Flies were raised on normal fly food at 25 °C in a fly room under a 12-h:12-h, light:dark cycle. For the egg-laying assay, we modified a published protocol (72). For the egg-production assay, freshly eclosed females were placed individually in vials for 3 d. Then, their ovaries were dissected in phosphate buffered saline (PBS) and the mature eggs (stage 14) in both ovaries were counted under a stereomicroscope. To examine the circadian vitellogenesis rhythm, we modified methods described by Allemand (42). The ovarioles were separated and the stages of the vitellogenic follicles were determined according to the method used by Jia et al. (58). For the oviposition assay, the reproductive organs of postmating females were dissected and the mature eggs (stage 14) from both ovaries were counted. For methoprene treatment, flies were fed food with 1.04 μL/mL methoprene (Sigma-Aldrich, catalog number 40596-69-8) or 1 μL/mL 95% ethanol (vehicle control) individually for 3 d after eclosion. All assays were repeated on at least 2 different days.

Immunohistochemistry.

Antibodies used included rabbit anti-GFP antibody (1:1,000; Invitrogen, A11122), rabbit anti-AstC antibody (73), anti-Dh31 (74) (a gift from Jan Veenstra from Université de Bordeaux, France), anti-PER (75) (a gift from Eun Young Kim, Ajou University School of Medicine, Gyeonggi-do, Republic of Korea), anti-Dilp2 (76) (a gift from Yu Kweon from Korea Research Institute of Bioscience and Biotechnology, Daejon, South Korea), mouse anti-nc82 antibody (1:50; Developmental Studies Hybridoma Bank), Alexa Flour 488-labeled goat anti-rabbit IgG (1:1,000; Invitrogen, A11008), and Alexa Fluor 568 goat anti-mouse IgG (1:1,000; Invitrogen, A11004). To quantify anti-Dilp2 fluorescence, maximum intensity z-projections of 15 consecutive confocal stacks (5-μm-thick each) covering all somas of 14 IPCs were merged with ImageJ. Then, the relative anti-Dilp2 fluorescence intensity of each brain was calculated by setting the average of control brains (UAS-dTrpA1/+) (for Fig. 3J) or CNMa-Gal4/UAS-dTrpA1, AstC¹/AstC¹ brains (for Fig. 3K) as 100%.

Quantitative RT-PCR.

Total RNA was extracted from whole adult female bodies (n = 15) using TRIzol (Takara) according to the manufacturer’s instructions.
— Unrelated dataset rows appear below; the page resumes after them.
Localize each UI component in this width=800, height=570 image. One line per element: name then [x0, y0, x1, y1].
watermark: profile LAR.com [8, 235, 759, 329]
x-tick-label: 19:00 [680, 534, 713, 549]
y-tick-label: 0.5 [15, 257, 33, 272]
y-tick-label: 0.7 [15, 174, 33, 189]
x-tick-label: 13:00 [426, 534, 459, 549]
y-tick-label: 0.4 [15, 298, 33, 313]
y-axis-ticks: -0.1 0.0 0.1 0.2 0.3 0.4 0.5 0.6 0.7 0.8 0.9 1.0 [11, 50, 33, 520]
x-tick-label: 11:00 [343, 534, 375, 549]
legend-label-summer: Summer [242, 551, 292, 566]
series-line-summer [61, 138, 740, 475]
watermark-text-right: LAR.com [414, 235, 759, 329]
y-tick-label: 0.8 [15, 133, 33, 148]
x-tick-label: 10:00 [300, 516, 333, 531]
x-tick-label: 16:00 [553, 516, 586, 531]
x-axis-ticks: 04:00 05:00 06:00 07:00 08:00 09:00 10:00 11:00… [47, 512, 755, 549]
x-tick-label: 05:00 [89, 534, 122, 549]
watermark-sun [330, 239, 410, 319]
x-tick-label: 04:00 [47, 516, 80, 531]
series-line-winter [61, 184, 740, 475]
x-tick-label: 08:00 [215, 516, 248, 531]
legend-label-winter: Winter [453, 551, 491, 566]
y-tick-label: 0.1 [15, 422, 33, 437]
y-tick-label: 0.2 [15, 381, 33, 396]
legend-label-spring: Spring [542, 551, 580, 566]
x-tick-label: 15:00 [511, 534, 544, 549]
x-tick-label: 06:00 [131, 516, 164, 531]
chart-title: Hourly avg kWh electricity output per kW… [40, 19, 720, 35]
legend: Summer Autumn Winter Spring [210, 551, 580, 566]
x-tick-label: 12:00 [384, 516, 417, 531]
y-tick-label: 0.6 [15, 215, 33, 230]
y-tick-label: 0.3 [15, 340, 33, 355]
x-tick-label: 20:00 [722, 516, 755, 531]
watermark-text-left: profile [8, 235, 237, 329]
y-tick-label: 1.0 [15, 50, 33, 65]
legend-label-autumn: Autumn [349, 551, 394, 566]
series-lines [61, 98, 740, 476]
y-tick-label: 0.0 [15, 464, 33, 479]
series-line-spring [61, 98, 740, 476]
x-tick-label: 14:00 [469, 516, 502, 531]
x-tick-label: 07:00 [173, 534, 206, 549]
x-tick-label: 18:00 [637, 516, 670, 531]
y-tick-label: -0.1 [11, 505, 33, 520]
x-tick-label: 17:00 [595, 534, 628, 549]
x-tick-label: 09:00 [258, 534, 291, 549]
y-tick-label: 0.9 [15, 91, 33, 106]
RNA (1 μg) was reverse transcribed with oligo(dT) primers (Promega) and Accupower RT premix (Bioneer). Quantitative RT-PCR reactions were performed using an IQTM5 real-time PCR detection system (Bio-Rad) with SYBR Premix ExTaq (Takara) according to the manufacturer’s instructions. The gene-specific primers for Rp49 and Kr-h1 described previously (77) were used (SI Appendix, Table S2).

Data Availability.

All study data are included in the article and supporting information.